Mihnea Turcu was a successful Bucharest banker who, in 2009, had every reason to expect a long and profitable corporate career. Then, one day that year, everything changed after he stooped to enter an old man’s hut in Romania’s Maramures County.
Inside that home, the pixie-like villager opened up to Turcu about life and spirituality, and the pair spoke for hours.
Days later, back in his office in Bucharest, Turcu recalled, “My eyes were staring into the computer, but my heart was far away, inside [the old man’s] little room.”
The photographer, who recently accrued a highly engaged audience of 50,000 followers on Instagram, explained to RFE/RL how he then walked away from a banking career and into the uncertainty of full-time photography.
Despite a steadily rising paycheck in a corporate job he enjoyed, Turcu says he “was starting to long for something else. It was freedom, being out there.”
“I felt like with just 20 days of holidays from the corporation each year, I was losing something in life, something that will pass by and I’ll never get back,” he recalls.
Turcu then set about scaling down his expenses, paying off his debts, and calculating how much money he needed to survive each year.
In late 2013, Turcu quit the bank and began a full-time career as a photographer.

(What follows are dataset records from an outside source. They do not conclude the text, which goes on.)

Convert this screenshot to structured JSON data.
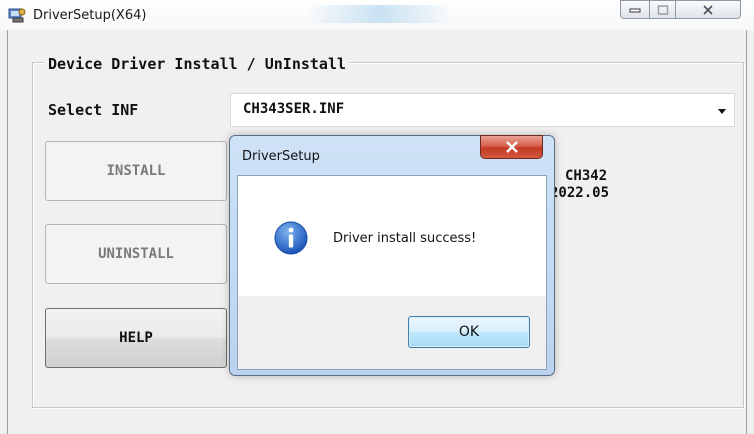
{
  "window": {
    "title": "DriverSetup(X64)",
    "icons": {
      "app": "driver-setup-icon",
      "minimize": "minimize-icon",
      "maximize": "maximize-icon",
      "close": "close-icon"
    }
  },
  "group": {
    "legend": "Device Driver Install / UnInstall"
  },
  "select_inf": {
    "label": "Select INF",
    "value": "CH343SER.INF"
  },
  "buttons": {
    "install": "INSTALL",
    "uninstall": "UNINSTALL",
    "help": "HELP"
  },
  "driver_info": {
    "name": "CH342",
    "date": "2022.05"
  },
  "dialog": {
    "title": "DriverSetup",
    "message": "Driver install success!",
    "ok": "OK",
    "icons": {
      "info": "information-icon",
      "close": "close-icon"
    }
  },
  "colors": {
    "close_red": "#c23a25",
    "dialog_frame": "#cfe2f6",
    "info_blue": "#1f67c9"
  }
}
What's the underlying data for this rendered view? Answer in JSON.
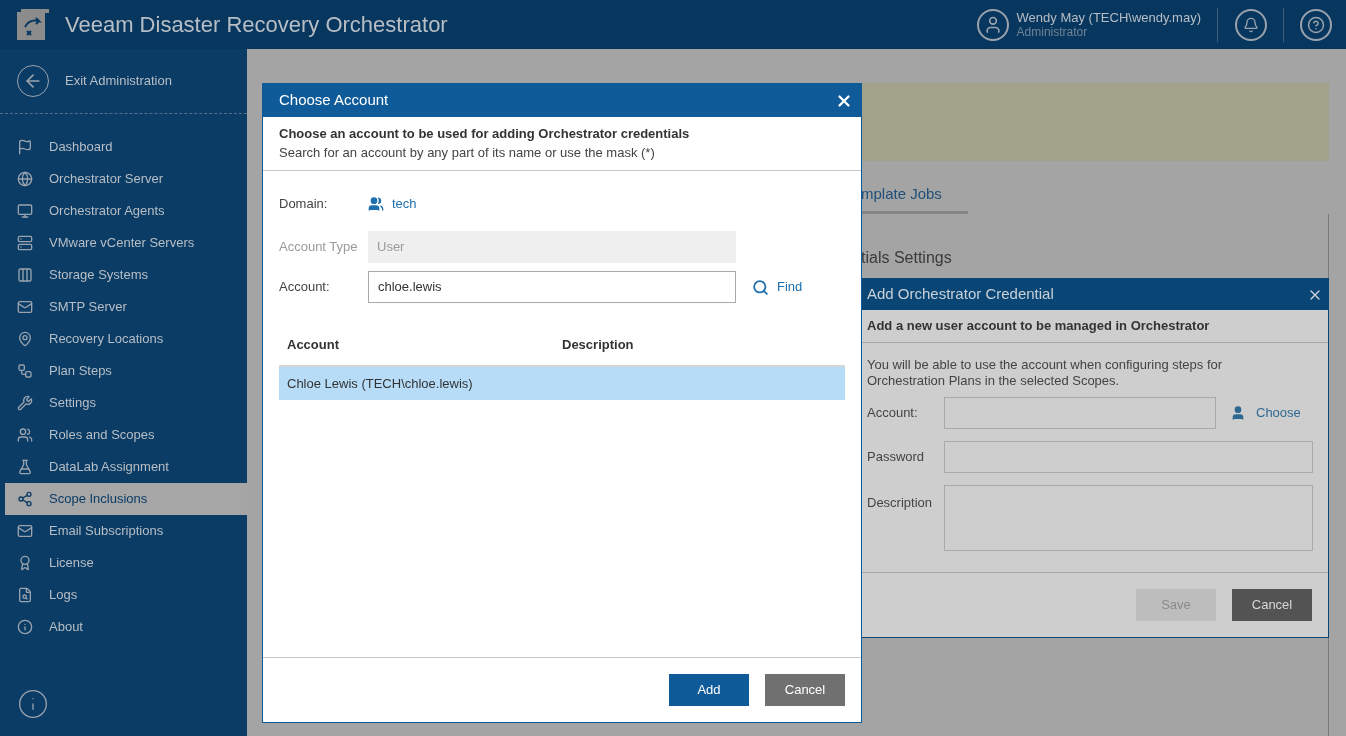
{
  "header": {
    "title": "Veeam Disaster Recovery Orchestrator",
    "user": {
      "name": "Wendy May (TECH\\wendy.may)",
      "role": "Administrator"
    }
  },
  "sidebar": {
    "exit_label": "Exit Administration",
    "items": [
      {
        "label": "Dashboard",
        "selected": false
      },
      {
        "label": "Orchestrator Server",
        "selected": false
      },
      {
        "label": "Orchestrator Agents",
        "selected": false
      },
      {
        "label": "VMware vCenter Servers",
        "selected": false
      },
      {
        "label": "Storage Systems",
        "selected": false
      },
      {
        "label": "SMTP Server",
        "selected": false
      },
      {
        "label": "Recovery Locations",
        "selected": false
      },
      {
        "label": "Plan Steps",
        "selected": false
      },
      {
        "label": "Settings",
        "selected": false
      },
      {
        "label": "Roles and Scopes",
        "selected": false
      },
      {
        "label": "DataLab Assignment",
        "selected": false
      },
      {
        "label": "Scope Inclusions",
        "selected": true
      },
      {
        "label": "Email Subscriptions",
        "selected": false
      },
      {
        "label": "License",
        "selected": false
      },
      {
        "label": "Logs",
        "selected": false
      },
      {
        "label": "About",
        "selected": false
      }
    ]
  },
  "background": {
    "tab_label": "mplate Jobs",
    "section_title": "tials Settings"
  },
  "choose_account": {
    "title": "Choose Account",
    "heading": "Choose an account to be used for adding Orchestrator credentials",
    "subheading": "Search for an account by any part of its name or use the mask (*)",
    "domain_label": "Domain:",
    "domain_value": "tech",
    "account_type": {
      "label": "Account Type",
      "value": "User",
      "disabled": true
    },
    "account": {
      "label": "Account:",
      "value": "chloe.lewis"
    },
    "find_label": "Find",
    "table": {
      "columns": [
        "Account",
        "Description"
      ],
      "rows": [
        {
          "cells": [
            "Chloe Lewis (TECH\\chloe.lewis)"
          ],
          "selected": true
        }
      ]
    },
    "buttons": [
      {
        "label": "Add",
        "kind": "primary"
      },
      {
        "label": "Cancel",
        "kind": "secondary"
      }
    ]
  },
  "credential_dialog": {
    "title": "Add Orchestrator Credential",
    "heading": "Add a new user account to be managed in Orchestrator",
    "body": "You will be able to use the account when configuring steps for Orchestration Plans in the selected Scopes.",
    "fields": [
      {
        "label": "Account:",
        "kind": "chooser"
      },
      {
        "label": "Password",
        "kind": "input"
      },
      {
        "label": "Description",
        "kind": "textarea"
      }
    ],
    "choose_label": "Choose",
    "buttons": [
      {
        "label": "Save",
        "disabled": true
      },
      {
        "label": "Cancel",
        "disabled": false
      }
    ]
  }
}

“After I handed in my resignation, I went into the bathroom and cried,” he says. “I stepped into photography with a lot of fear.”
The fledgling photographer initially relied on contacts in the corporate world for commercial jobs that would pay the bills. But whenever he could, he drove into the countryside for days-long trips to pursue his true passion: photographing rural Romanian life, which in some places looks the same today as it did a century ago.
Turcu is unusual in that he is willing to focus on both the aesthetic beauty of rural life and the often bleak reality faced by Romania’s poorest villagers in areas that have been largely abandoned by younger generations.
After years of obscurity on Instagram, where he posted only his more technically perfect and polished photos, Turcu says that he changed his approach in the fall of 2021 and began to treat social media as a kind of “journal.”
“I thought, ‘F*** it. I’m going to post everything I have that means something to me, no matter the quality,’” the photographer says.
As people started to share Turcu's images, especially among diaspora communities who had been forced to leave rural Romania for economic reasons, the photographer realized “this is not about me, it’s about my subjects. It occurred to me: ‘What am I doing keeping these images from people?’”
Along with his intimate portraits of rural people, Turcu writes often detailed descriptions of the moments before and after the photos were taken.
The extended captions are a result, in part, of his frustration with what he says are the limits of straight photojournalism, a discipline he studied closely before embarking on his photography career.
“I don’t think a picture can cover the whole story. I have feelings. I’m present there. The people use a certain rural vocabulary. All of that affects me," Turcu says. “Sometimes I want to cry. I’m trying to preserve as much as I can the feelings from the encounters and put these into words without exaggerating.”
In January 2023, the Maramures man whose simple and devout life so inspired the photographer, died. Turcu says he plans to create a book about him from photographs he took and conversations they shared.
When asked for a memory of the villager who changed his life, Turcu told a story that hints at the urgency with which the photographer is documenting what remains of Romania's fading rural culture.
“One day in June, we were sitting in the grass, and he said, ‘Listen, that's the cuckoo singing now. In a few days, he will stop singing, and it means summer days will start to shorten again,'" Turcu recalls. "He had a lot of knowledge about the nature around us. All that is 2 meters underground now. We've lost it.”